BlondeTechie & Zeyna
Hey, I was thinking about building a tiny, ultra‑fast in‑memory key‑value store that runs on a single thread with latency under a millisecond—any thoughts on how to squeeze that out?
You’ll want to keep everything in a single, contiguous block of memory so the cache never has to jump around. Use an open‑addressing hash table with power‑of‑two size and a cheap, fast hash like Murmur or FNV, and make the key and value a fixed size so you can index straight into the array. Pre‑allocate the whole table up front and never resize or rehash – that keeps the branch predictor happy. Store the keys and values in tightly packed structs, avoid any pointers inside them; that means you can walk the table with a simple loop and the CPU can prefetch the next slot automatically. Use a small, fixed bucket size and keep the load factor low, say 0.5, so you hit the bucket fast. Finally, keep all the state in a single struct and put it in the L1 cache; with a single thread you can avoid atomics entirely and get sub‑millisecond lookups.

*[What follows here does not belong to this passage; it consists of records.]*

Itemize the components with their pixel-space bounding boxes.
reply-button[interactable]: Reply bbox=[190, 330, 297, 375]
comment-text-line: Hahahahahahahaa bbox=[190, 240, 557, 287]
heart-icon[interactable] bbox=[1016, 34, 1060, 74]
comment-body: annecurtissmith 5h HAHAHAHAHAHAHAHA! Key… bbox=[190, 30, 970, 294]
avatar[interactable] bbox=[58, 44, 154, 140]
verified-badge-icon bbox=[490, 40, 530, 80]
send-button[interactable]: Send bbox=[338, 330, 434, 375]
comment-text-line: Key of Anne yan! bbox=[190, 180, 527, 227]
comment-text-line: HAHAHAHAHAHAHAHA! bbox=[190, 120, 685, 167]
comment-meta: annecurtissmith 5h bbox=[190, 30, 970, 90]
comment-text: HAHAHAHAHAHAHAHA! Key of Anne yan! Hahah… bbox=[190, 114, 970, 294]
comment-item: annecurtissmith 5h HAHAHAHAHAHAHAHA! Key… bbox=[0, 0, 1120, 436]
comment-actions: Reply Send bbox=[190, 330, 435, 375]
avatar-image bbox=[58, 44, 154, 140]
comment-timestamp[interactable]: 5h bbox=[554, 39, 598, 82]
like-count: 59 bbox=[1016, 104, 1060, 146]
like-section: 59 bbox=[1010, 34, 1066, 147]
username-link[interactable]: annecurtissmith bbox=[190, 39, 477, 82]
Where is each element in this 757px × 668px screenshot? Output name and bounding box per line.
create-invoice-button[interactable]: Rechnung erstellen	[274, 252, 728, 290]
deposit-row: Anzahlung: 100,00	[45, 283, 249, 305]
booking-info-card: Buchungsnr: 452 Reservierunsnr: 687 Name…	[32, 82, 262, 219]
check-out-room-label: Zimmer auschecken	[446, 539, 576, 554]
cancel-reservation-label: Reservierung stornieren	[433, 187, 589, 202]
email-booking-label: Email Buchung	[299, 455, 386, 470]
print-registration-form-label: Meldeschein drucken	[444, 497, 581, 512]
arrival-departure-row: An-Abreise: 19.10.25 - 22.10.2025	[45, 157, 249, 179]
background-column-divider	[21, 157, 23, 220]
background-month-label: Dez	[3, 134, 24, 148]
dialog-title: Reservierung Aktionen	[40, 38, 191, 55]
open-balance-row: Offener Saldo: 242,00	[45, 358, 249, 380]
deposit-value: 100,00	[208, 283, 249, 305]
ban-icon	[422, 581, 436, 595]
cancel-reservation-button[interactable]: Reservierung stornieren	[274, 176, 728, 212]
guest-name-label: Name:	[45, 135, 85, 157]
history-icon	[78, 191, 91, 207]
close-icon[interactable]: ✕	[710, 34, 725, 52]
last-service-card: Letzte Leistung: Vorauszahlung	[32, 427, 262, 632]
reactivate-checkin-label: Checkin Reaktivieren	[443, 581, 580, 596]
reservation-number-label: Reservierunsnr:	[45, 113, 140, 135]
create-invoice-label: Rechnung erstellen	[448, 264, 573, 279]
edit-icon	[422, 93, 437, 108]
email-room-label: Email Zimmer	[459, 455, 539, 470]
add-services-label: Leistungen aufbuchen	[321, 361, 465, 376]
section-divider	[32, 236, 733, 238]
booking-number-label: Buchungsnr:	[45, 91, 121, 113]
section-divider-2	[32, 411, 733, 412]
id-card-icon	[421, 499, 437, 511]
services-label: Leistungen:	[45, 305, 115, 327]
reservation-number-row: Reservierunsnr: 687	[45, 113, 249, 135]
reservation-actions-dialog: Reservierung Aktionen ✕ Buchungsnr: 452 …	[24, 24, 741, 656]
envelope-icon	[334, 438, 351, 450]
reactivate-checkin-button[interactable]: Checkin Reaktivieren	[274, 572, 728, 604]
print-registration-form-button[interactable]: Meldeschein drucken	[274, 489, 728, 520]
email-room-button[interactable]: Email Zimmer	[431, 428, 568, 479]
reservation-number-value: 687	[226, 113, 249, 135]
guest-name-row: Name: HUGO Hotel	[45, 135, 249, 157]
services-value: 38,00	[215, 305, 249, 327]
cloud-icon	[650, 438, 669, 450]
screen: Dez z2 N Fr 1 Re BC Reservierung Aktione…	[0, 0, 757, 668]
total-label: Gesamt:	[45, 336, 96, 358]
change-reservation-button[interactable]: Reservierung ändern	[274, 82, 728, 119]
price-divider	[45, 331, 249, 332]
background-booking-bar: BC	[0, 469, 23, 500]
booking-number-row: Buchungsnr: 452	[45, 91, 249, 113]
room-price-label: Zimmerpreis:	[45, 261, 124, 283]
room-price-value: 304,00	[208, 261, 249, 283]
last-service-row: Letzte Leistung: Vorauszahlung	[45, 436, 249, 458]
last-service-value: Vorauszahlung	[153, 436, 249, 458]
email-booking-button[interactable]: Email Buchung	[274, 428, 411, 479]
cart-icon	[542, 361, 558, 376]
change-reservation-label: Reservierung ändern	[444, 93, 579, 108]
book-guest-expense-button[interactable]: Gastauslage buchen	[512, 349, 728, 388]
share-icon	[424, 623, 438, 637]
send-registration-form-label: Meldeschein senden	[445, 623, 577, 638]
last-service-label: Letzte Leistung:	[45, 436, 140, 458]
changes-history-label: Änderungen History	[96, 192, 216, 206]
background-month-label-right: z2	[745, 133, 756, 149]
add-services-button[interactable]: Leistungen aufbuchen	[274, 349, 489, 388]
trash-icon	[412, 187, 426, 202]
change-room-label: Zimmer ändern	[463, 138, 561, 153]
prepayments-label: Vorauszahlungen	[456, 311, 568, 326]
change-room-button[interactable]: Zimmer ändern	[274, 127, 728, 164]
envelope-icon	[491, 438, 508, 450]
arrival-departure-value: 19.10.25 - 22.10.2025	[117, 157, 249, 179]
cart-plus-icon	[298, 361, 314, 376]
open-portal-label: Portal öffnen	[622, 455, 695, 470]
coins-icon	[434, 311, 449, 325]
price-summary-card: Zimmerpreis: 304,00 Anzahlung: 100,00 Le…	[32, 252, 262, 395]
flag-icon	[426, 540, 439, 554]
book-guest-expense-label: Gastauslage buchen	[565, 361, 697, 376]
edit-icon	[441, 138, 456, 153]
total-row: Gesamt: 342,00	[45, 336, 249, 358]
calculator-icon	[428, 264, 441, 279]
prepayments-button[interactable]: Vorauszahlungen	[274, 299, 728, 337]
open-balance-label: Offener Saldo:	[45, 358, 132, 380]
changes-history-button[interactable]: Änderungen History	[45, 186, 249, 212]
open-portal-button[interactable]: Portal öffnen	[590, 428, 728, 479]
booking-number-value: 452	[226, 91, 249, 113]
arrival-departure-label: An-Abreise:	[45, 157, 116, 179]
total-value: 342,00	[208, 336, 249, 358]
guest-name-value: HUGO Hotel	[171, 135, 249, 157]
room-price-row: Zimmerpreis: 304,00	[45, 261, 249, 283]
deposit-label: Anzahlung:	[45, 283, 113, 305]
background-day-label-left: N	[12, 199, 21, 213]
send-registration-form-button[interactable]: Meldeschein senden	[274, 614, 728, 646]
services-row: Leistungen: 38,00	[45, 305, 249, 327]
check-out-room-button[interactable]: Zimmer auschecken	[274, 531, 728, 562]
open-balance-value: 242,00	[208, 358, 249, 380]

Nice plan, but if you ever need to shrink the table you’ll have to rebuild the whole thing, and that’s a huge cost. Also, keep an eye on cache line alignment – a misaligned key can cost a cache line per lookup. Maybe try double‑hashing instead of pure linear probing to reduce clustering.
Yeah, rehash is a pain if you hit a resize. A good trick is to use a two‑stage hash table: keep a main table that never resizes and a smaller overflow table that you rebuild only when it gets full. That way you avoid a full rebuild every time. Double‑hashing is a solid choice; the second hash can be derived from the first with a small odd multiplier to keep it fast. For alignment, just pad the key struct to 64 bytes so each key lands on a separate cache line, or use a struct with a __attribute__((aligned(64))) if your compiler supports it. That should keep the miss penalty to a minimum.
Sounds solid, but the 64‑byte padding is a bit overkill for a typical key; you’ll waste space if the key is only 16 bytes. Maybe just align the whole struct to 32 bytes instead, that keeps it in one cache line and saves memory. Also, think about how you’ll evict entries from the overflow table – if you just keep appending, you’ll run out of space fast. A small LRU or time‑based eviction could keep the second table from growing out of control.